In particular, embodiments of the present disclosure include computer program products comprising computer programs carried on computer readable media containing program code for performing the methods shown in the flowcharts, in such embodiments, the computer programs may be downloaded and installed from a network through a communication section 609, and/or installed from a removable medium 611. when the computer programs are executed by a Central Processing Unit (CPU)601, the above-described functions defined in the methods of the present application are performed.
Computer program code for carrying out operations of the present application may be written in or more programming languages, including an object oriented programming language such as Java, Smalltalk, C + +, or a combination thereof, as well as conventional procedural programming languages, such as the C language or similar programming languages.
It should also be noted that in some alternative implementations, the functions noted in the blocks may occur out of the order noted in the figures, for example, two blocks shown in succession may, in fact, be executed substantially concurrently, or the blocks may sometimes be executed in the reverse order, depending upon the functionality involved, it being noted that each block of the block diagrams and/or flowchart illustration, and combinations of blocks in the block diagrams and/or flowchart illustration, may be implemented by special purpose hardware-based systems which perform the specified functions or acts, or combinations of special purpose hardware and computer instructions.
The described units may also be arranged in a processor, for example, kinds of processors comprise a determining unit, an obtaining unit and a generating unit, wherein the names of the units do not form the limitation of the unit in some cases, for example, the determining unit may also be described as a unit configured to determine the query statement comprising the target attribute text from the query statement set of the target search engine.
In another aspect, the present application further provides computer readable media, which may be embodied in the apparatus described in the above embodiments, or may be separately provided and not incorporated in the apparatus, wherein the computer readable media bears or more programs, and when the or more programs are executed by the apparatus, the apparatus determines a query sentence including a target attribute text from a query sentence set of a target search engine, acquires a query sentence related to click content of the determined query sentence and including the same entity concept text based on a click log of the target search engine, wherein the click log records the input query sentence and click content related to the input query sentence, and generates a synonymous text of the target attribute text from the set of attribute texts included in the acquired query sentence.
The above description is only a preferred embodiment of the application and is illustrative of the principles of the technology employed.
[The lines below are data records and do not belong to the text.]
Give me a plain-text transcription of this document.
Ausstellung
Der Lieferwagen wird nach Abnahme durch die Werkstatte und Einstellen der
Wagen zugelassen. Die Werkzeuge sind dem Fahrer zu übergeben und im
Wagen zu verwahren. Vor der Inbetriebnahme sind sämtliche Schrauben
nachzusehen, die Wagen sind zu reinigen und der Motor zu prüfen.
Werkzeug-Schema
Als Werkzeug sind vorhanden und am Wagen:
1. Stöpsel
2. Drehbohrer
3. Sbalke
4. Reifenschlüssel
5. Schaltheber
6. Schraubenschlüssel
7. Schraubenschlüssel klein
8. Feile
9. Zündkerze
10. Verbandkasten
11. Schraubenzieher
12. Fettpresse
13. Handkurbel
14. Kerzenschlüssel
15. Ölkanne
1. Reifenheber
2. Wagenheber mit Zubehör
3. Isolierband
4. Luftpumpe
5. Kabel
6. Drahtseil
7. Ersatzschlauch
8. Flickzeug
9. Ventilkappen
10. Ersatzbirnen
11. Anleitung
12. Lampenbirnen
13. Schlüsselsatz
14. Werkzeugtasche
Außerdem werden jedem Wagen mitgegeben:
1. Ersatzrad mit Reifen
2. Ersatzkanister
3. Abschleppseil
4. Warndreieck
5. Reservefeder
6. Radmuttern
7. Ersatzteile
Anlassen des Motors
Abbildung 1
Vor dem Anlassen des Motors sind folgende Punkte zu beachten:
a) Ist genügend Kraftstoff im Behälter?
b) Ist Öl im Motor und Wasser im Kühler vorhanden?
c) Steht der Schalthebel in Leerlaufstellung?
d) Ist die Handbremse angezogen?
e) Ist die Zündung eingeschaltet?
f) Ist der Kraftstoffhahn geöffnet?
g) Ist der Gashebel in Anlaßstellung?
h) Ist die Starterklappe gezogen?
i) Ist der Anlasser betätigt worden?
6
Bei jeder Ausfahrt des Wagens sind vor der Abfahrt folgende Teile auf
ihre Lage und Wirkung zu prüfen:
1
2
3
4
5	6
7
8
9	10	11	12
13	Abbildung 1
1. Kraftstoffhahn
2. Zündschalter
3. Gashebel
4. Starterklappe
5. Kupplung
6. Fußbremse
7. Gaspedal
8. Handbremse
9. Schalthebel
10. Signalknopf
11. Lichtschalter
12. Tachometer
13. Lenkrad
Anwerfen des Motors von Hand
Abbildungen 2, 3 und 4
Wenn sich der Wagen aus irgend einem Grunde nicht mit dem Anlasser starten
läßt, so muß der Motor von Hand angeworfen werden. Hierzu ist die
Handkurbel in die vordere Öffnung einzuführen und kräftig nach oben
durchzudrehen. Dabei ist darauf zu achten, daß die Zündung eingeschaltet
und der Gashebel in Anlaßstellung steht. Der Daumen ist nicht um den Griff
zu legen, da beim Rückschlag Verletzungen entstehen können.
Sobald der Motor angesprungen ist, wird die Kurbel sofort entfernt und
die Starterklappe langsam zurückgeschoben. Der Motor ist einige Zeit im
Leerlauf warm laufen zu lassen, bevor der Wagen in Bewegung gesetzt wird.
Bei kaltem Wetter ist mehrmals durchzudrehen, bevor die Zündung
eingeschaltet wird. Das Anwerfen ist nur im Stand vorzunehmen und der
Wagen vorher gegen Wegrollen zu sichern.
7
It will be appreciated by those skilled in the art that the scope of the invention herein disclosed is not limited to the particular combination of features described above, but also encompasses other arrangements formed by any combination of the above features or their equivalents without departing from the spirit of the invention. For example, the above features may be replaced with (but not limited to) features having similar functions disclosed in the present application.

Claims (14)

1, a method for generating information, comprising:
determining a query sentence comprising a target attribute text from a query sentence set of a target search engine;
acquiring query sentences which are related to the determined click content of the query sentence and comprise the same entity concept text based on the click log of the target search engine, wherein the click log is used for recording the input query sentence and the click content related to the input query sentence;
and generating the synonymous text of the target attribute text according to the acquired attribute text set included in the query statement.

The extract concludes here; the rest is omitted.